Entscheidende Frage: Mitnehmen oder hier essen? Bild: ap

Fragt die schnelle Burger-Verkäuferin an der Kasse: "Mitnehmen oder hier essen?" Allein diese täglich tausendfach gestellte Frage ist für McDonalds, Burger King und andere Schnellrestaurants Millionen Euro wert. Ist sie doch eine Rechtfertigung für die steuerliche Begünstigung des "Außer-Haus-Verkaufs" mit der niedrigen Umsatzsteuer von sieben Prozent – egal ob der Whopper außerhalb der Filiale oder drinnen am Tisch verzehrt wird, wo eigentlich der hohe Steuersatz von 19 Prozent fällig wäre.

Diese und andere offensichtliche Ungereimtheiten der Steuerpolitik listet der Bundesrechnungshof in seinem Bericht 2009 auf. Die Botschaft an die Adresse der Bundesregierung: Mindestens fünf Milliarden Euro pro Jahr könnte alleine der Bund mehr erwirtschaften, wenn er seine Gesetze richtig und konsequent anwendete. Den Missbrauch des vermeintlichen Außer-Haus-Verkaufs zu unterbinden würde beispielsweise 520 Millionen Euro bringen.

Seltsamerweise lässt auch das Bundeszentralamt für Steuern den Firmen und Bürgern sehr viel durchgehen. Millionen Meldungen über ausländische Zinszahlungen zugunsten deutscher Steuerzahler gehen jährlich beim Zentralamt ein. Dort allerdings bleiben sie liegen. Niemand schickt sie an die zuständigen Finanzämter der Bundesländer weiter.

Ob die Wohlhabenden und Reichen also Steuern zahlen? Vielleicht ja, vielleicht nein. Man weiß es nicht. Überprüfungen finden kaum statt. Möglicher Steuerausfall für den Staat: gut und gerne drei Milliarden Euro pro Jahr.

Da kann auch Dieter Engels, der Präsident des Rechnungshofes, nur den Kopf schütteln. Nein, einen plausiblen Grund für solche Großzügigkeit kenne er nicht. Möglicherweise leide das Zentralamt unter Personalnot, so Engels. Jedenfalls gab der oberste Finanzprüfer der Bundesregierung am Dienstag einen dringenden Rat.
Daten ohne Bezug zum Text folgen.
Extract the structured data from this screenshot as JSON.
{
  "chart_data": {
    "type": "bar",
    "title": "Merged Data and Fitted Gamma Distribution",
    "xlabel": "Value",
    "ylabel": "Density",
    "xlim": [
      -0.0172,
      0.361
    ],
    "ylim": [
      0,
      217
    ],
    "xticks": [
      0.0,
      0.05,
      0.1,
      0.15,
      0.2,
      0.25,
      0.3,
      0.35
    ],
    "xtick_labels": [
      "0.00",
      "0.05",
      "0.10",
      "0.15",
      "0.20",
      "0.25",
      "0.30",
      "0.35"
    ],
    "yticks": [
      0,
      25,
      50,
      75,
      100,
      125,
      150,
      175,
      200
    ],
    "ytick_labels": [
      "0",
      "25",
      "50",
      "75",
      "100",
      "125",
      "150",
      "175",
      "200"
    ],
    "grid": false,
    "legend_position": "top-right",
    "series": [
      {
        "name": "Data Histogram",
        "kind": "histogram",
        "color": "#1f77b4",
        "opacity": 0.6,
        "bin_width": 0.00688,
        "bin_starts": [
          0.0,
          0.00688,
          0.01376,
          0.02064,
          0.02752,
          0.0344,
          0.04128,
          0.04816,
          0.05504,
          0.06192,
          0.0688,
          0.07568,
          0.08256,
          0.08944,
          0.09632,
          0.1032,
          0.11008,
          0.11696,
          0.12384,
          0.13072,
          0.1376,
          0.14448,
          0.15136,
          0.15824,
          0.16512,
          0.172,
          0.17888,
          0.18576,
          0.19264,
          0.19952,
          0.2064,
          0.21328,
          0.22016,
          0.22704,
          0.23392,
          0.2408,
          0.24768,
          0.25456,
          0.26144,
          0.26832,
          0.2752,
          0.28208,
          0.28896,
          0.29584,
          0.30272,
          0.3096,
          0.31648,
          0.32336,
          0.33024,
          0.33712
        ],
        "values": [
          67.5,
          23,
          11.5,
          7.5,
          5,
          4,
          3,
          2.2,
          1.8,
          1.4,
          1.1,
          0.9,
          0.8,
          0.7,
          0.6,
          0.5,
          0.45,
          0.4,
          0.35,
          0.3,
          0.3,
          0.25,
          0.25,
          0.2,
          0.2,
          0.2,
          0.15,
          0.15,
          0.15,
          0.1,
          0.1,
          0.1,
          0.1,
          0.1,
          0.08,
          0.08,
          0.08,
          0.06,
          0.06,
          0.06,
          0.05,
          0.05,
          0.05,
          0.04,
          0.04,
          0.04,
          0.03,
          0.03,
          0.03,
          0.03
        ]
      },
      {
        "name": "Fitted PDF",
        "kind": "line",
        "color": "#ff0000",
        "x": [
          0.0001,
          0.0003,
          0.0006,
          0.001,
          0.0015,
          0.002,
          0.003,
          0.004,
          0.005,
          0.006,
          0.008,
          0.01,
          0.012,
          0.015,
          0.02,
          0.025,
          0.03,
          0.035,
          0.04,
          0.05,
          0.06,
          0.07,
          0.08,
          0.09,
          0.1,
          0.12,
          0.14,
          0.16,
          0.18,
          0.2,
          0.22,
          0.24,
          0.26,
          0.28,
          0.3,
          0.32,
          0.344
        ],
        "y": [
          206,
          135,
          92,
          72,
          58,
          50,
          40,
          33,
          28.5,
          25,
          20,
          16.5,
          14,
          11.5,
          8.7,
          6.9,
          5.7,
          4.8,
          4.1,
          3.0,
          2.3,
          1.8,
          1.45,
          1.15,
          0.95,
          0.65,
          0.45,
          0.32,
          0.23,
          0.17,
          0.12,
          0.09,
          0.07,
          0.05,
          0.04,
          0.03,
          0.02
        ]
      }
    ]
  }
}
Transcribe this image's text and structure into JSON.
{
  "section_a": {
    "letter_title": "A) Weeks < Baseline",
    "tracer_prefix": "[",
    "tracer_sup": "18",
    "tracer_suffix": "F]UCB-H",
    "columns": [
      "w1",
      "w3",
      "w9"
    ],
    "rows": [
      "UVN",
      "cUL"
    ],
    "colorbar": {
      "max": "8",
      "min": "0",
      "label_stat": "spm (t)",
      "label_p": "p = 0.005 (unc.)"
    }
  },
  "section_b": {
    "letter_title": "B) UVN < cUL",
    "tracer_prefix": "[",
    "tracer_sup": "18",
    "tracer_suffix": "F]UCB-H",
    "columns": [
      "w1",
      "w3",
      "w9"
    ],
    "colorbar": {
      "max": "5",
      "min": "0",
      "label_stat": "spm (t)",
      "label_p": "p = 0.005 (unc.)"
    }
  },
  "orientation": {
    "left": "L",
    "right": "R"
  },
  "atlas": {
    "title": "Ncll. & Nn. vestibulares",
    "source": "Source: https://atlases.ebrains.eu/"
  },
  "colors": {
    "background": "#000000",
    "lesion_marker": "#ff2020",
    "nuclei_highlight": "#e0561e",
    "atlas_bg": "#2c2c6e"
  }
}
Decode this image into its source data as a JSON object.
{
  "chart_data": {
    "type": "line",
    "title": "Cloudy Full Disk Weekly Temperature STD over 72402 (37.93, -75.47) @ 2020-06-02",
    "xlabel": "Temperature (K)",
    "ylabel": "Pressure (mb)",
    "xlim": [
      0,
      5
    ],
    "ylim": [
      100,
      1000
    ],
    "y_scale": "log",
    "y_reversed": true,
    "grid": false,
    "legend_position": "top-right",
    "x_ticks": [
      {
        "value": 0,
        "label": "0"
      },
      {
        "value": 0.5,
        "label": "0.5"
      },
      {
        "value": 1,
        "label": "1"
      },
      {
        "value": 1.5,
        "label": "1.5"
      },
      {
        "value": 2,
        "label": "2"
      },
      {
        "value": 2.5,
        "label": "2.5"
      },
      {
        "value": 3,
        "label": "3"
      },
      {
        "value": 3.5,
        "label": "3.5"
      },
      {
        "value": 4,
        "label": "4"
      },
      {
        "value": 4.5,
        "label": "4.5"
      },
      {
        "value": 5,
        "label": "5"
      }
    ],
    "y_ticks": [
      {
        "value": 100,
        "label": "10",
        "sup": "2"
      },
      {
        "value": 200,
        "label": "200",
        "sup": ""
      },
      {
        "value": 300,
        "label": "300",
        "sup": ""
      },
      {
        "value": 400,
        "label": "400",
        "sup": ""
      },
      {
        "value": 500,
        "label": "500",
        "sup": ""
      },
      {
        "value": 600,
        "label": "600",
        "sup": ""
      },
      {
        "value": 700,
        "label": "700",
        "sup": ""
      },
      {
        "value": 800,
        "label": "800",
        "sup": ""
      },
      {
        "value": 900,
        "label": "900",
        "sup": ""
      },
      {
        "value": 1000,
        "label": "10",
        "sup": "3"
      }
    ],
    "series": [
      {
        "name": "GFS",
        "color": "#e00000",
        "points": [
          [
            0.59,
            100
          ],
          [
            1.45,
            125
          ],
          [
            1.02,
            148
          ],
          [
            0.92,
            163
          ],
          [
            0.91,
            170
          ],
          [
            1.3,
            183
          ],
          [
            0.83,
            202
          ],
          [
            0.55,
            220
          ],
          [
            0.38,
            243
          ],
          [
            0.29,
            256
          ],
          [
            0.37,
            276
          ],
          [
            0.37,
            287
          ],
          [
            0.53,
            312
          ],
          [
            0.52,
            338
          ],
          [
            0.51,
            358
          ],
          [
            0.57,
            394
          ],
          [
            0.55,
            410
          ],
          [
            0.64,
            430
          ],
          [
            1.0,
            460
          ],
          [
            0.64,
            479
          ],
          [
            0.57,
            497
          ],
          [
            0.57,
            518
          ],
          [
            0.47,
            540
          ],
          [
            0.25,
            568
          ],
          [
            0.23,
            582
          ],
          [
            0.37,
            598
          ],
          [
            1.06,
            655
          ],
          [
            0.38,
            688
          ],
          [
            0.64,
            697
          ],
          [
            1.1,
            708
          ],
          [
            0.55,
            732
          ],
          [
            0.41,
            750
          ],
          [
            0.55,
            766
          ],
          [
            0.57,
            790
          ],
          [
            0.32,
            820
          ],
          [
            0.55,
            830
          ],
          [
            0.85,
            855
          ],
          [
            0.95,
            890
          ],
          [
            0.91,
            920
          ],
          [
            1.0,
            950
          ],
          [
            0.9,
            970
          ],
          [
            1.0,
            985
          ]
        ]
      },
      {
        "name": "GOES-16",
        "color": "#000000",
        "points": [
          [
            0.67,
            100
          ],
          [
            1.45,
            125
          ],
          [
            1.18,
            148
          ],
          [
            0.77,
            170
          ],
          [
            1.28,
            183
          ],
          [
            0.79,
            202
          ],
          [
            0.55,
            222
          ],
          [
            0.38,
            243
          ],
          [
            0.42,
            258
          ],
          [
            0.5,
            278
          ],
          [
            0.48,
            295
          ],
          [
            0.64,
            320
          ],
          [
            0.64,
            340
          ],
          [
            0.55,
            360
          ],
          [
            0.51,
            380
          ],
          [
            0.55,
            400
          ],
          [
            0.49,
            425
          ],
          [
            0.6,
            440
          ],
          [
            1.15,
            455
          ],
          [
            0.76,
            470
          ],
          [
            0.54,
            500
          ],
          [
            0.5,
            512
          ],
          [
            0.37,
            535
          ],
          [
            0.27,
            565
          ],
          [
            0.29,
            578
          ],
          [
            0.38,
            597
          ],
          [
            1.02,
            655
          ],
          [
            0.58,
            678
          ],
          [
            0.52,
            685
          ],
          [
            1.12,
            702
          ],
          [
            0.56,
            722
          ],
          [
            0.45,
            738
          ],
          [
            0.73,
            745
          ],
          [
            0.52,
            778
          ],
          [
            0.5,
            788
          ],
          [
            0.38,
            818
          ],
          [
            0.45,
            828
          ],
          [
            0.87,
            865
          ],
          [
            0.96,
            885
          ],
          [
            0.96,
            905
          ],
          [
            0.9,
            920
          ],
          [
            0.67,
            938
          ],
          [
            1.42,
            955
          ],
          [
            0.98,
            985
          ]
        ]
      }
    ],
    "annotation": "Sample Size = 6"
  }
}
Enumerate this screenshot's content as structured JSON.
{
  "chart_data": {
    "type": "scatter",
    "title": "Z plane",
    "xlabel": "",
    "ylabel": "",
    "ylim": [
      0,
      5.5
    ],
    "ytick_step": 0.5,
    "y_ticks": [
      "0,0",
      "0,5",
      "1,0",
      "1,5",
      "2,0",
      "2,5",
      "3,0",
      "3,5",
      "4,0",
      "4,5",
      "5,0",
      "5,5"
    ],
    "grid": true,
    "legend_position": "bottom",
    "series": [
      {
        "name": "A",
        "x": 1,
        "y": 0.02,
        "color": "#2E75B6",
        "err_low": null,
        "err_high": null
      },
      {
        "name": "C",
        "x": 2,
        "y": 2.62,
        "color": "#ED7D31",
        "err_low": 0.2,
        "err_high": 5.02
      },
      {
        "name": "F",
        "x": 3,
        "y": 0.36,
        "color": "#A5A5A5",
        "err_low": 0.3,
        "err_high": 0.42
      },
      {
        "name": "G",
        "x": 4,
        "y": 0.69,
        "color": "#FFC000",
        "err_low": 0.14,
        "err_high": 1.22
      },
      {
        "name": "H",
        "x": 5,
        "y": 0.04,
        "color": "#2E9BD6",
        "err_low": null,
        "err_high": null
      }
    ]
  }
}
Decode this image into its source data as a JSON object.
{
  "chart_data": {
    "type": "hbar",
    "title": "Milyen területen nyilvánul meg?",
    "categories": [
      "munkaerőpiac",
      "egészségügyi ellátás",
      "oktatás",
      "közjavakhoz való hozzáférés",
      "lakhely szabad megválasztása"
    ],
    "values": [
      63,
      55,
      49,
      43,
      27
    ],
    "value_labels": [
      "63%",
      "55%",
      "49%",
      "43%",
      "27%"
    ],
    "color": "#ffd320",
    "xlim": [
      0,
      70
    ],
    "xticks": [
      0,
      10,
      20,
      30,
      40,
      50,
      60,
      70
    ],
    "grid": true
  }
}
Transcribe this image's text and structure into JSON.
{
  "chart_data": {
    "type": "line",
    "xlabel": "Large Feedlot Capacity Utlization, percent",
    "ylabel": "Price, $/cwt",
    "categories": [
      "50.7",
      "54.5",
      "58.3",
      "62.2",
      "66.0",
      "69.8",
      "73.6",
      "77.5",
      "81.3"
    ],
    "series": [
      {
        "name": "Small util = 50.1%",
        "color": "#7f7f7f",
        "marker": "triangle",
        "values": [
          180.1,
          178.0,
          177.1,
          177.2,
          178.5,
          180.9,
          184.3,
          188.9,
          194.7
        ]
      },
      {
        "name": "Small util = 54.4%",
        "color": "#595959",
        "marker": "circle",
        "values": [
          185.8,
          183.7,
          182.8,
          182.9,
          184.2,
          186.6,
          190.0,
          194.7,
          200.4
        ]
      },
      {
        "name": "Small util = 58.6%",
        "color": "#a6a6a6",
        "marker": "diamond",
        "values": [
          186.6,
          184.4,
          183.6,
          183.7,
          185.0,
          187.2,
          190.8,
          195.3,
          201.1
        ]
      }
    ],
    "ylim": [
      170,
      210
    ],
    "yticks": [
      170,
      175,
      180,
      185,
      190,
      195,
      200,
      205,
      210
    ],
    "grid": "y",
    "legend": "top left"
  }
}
Anstatt die Steuern zu senken und weitere Etatlöcher zu produzieren, möge man doch bitte den Haushalt in Ordnung bringen. Leider sei aber "eine konkrete Strategie zur Sanierung der öffentlichen Finanzen bislang nicht erkennbar", bemängelte Engels.

Neben dem freiwilligen Verzicht auf Einnahmen beschreibt der Rechnungshof Dutzende überflüssige Ausgaben. Die Liste beginnt mit den 168 Millionen Euro, die die Bundeswehr für die Entwicklung eines unbemannten Flugobjektes ausgab, das niemals eingesetzt wurde und endet noch lange nicht mit dem Neu- und Umbau des Bundesumweltministeriums in Berlin. Das vermeintlich energiesparende Gebäude birgt nach Informationen des Rechnungshofes mehrere überdachte Innenhöfe, die aufwendig beheizt und gekühlt werden müssen.

Aber es gibt auch Lichtblicke. Manchmal nehmen die Ämter und Behörden die Hinweise der staatlichen Finanzprüfer an. So wird die Energie für die Bundesgebäude bald zentral eingekauft, was erhebliche Ersparnisse mit sich bringen soll.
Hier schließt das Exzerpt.